Jones Lang LaSalle highlights the impact of proposed lease accounting standards on the Asia-Pacific business sector Global real estate advisory firm Jones Lang LaSalle (JLL) is urging businesses across Asia-Pacific to prepare for dramatic proposed changes to global lease accounting standards with significant impacts predicted on real estate portfolios in the first year of the new regime.The International Accounting Standards Board (IASB), together with the US Financial Accounting Standards Board (FASB), has recommended sweeping changes to the accounting of operating leases.
The exposure draft has already been released this month, with final comments to be submitted by December 15, 2010. However, the final guidelines are not due for release until the second half of 2011.
David Brown, head of lease administration (Asia-Pacific) for JLL, indicates that the accounting changes will be applicable for any business that leases assets, including real estate and equipment.
“The changes have been driven by a recognised need for greater transparency in leasing standards by taking off-balance sheet obligations and presenting leases front and centre on company balance sheets. This new system demands a stronger long-term view of leases, factoring in future options, based on the balance of probabilities, and in doing so, generating considerable administrative burden,” adds Mr Brown.
More on the new system
Under the new system, rent expenses are expected to be replaced by diminishing leased assets on a straight line basis with higher front-end interest expenses.
“Rent represents one of the largest operating expenses for businesses. So, the most substantial hit to businesses’ profit and loss statements will be in the first year of the rollout as companies report as much as 20% higher initial occupancy expenses for a 10-year lease,” opines Sylvia Koh, head of corporate consulting (Asia-Pacific) at JLL.

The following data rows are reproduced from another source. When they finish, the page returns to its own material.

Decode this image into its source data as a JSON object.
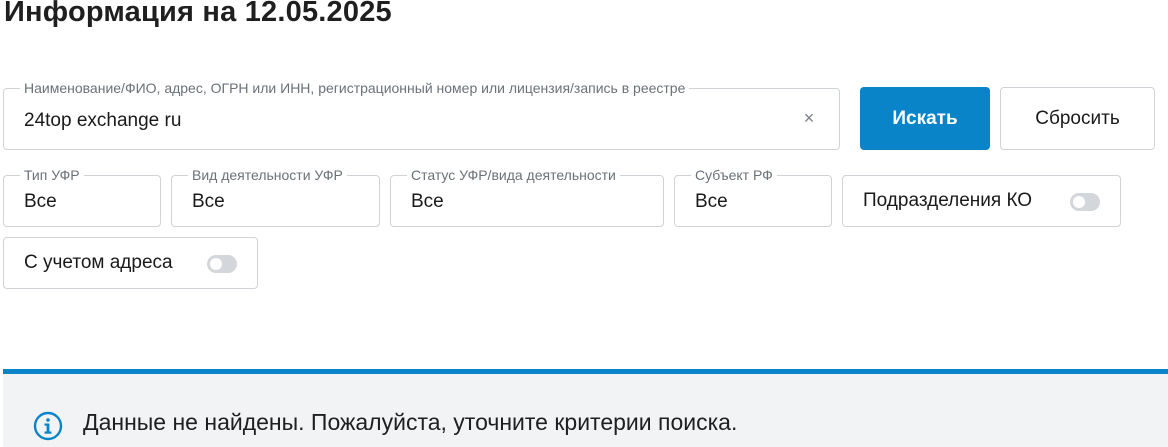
{
  "page": {
    "title": "Информация на 12.05.2025"
  },
  "search": {
    "label": "Наименование/ФИО, адрес, ОГРН или ИНН, регистрационный номер или лицензия/запись в реестре",
    "value": "24top exchange ru",
    "clear_symbol": "×",
    "search_button": "Искать",
    "reset_button": "Сбросить"
  },
  "filters": {
    "ufr_type": {
      "label": "Тип УФР",
      "value": "Все"
    },
    "activity": {
      "label": "Вид деятельности УФР",
      "value": "Все"
    },
    "status": {
      "label": "Статус УФР/вида деятельности",
      "value": "Все"
    },
    "region": {
      "label": "Субъект РФ",
      "value": "Все"
    }
  },
  "toggles": {
    "ko_divisions": {
      "label": "Подразделения КО",
      "on": false
    },
    "with_address": {
      "label": "С учетом адреса",
      "on": false
    }
  },
  "notice": {
    "icon": "info-icon",
    "text": "Данные не найдены. Пожалуйста, уточните критерии поиска."
  },
  "colors": {
    "accent": "#0a84c9",
    "notice_bg": "#f2f3f5",
    "border": "#cfd3d8"
  }
}
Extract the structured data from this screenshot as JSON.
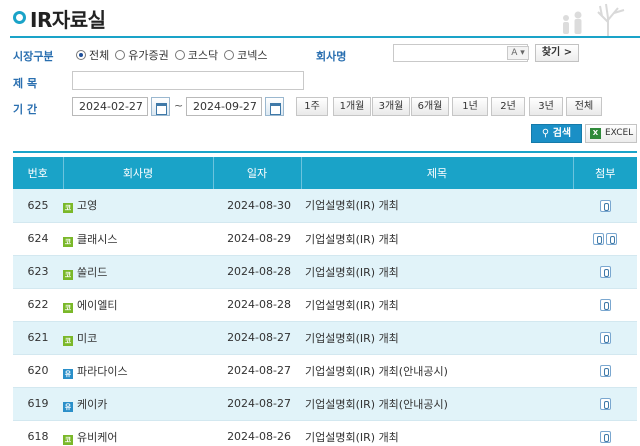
{
  "page": {
    "title": "IR자료실"
  },
  "filters": {
    "market_label": "시장구분",
    "market_options": [
      {
        "label": "전체",
        "checked": true
      },
      {
        "label": "유가증권",
        "checked": false
      },
      {
        "label": "코스닥",
        "checked": false
      },
      {
        "label": "코넥스",
        "checked": false
      }
    ],
    "company_label": "회사명",
    "company_value": "",
    "autocomplete_label": "A ▾",
    "find_label": "찾기 >",
    "subject_label": "제 목",
    "subject_value": "",
    "period_label": "기 간",
    "start_date": "2024-02-27",
    "date_separator": "~",
    "end_date": "2024-09-27",
    "period_buttons": [
      "1주",
      "1개월",
      "3개월",
      "6개월",
      "1년",
      "2년",
      "3년",
      "전체"
    ],
    "search_label": "검색",
    "excel_label": "EXCEL",
    "excel_icon_letter": "X"
  },
  "table": {
    "columns": [
      "번호",
      "회사명",
      "일자",
      "제목",
      "첨부"
    ],
    "rows": [
      {
        "no": "625",
        "market_badge": "코",
        "badge_color": "#7ab829",
        "company": "고영",
        "date": "2024-08-30",
        "title": "기업설명회(IR) 개최",
        "attachments": 1
      },
      {
        "no": "624",
        "market_badge": "코",
        "badge_color": "#7ab829",
        "company": "클래시스",
        "date": "2024-08-29",
        "title": "기업설명회(IR) 개최",
        "attachments": 2
      },
      {
        "no": "623",
        "market_badge": "코",
        "badge_color": "#7ab829",
        "company": "쏠리드",
        "date": "2024-08-28",
        "title": "기업설명회(IR) 개최",
        "attachments": 1
      },
      {
        "no": "622",
        "market_badge": "코",
        "badge_color": "#7ab829",
        "company": "에이엘티",
        "date": "2024-08-28",
        "title": "기업설명회(IR) 개최",
        "attachments": 1
      },
      {
        "no": "621",
        "market_badge": "코",
        "badge_color": "#7ab829",
        "company": "미코",
        "date": "2024-08-27",
        "title": "기업설명회(IR) 개최",
        "attachments": 1
      },
      {
        "no": "620",
        "market_badge": "유",
        "badge_color": "#2a8fc9",
        "company": "파라다이스",
        "date": "2024-08-27",
        "title": "기업설명회(IR) 개최(안내공시)",
        "attachments": 1
      },
      {
        "no": "619",
        "market_badge": "유",
        "badge_color": "#2a8fc9",
        "company": "케이카",
        "date": "2024-08-27",
        "title": "기업설명회(IR) 개최(안내공시)",
        "attachments": 1
      },
      {
        "no": "618",
        "market_badge": "코",
        "badge_color": "#7ab829",
        "company": "유비케어",
        "date": "2024-08-26",
        "title": "기업설명회(IR) 개최",
        "attachments": 1
      }
    ]
  },
  "colors": {
    "accent": "#1aa3c8",
    "label_blue": "#2a6fb0",
    "row_alt": "#e1f3f9",
    "search_button": "#1a8fc6",
    "excel_green": "#2f8a3a"
  }
}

Companies will be required to capitalise all lease obligations on their balance sheets, thereby recognising their right to use the leased property as an asset and their obligation to pay rent and other amounts as liability.
In this regard, Ms Koh says that companies will therefore require much more information related to property leases than earlier and should be prepared to make robust future projections to accurately report their assets and liabilities for each reporting cycle.
The changes will potentially affect all current and future leases for both real estate and equipment, consequently elevating the importance of real estate strategies capable of supporting the financial resilience of any business.
Although the proposed changes are likely to be effective in 2013, it is better to start preparing from now for the same, feels Mr Brown. He even outlines some suggestions for businesses that draw heavily on lease arrangements:
According to the advisory firm, commercial banks with large branch systems and retailers that typically lease the vast majority of their locations are the key players set to face the greatest impact.
However, organisations reporting under either the International Financial Reporting Standards (IFRS) or US GAAP including all US-based companies, most European Union and Asia-Pacific-based companies, any company based in Australia, Hong Kong, India, Japan or Korea where conformity to IFRS is or will be followed are likely to be impacted when the proposed changes become effective.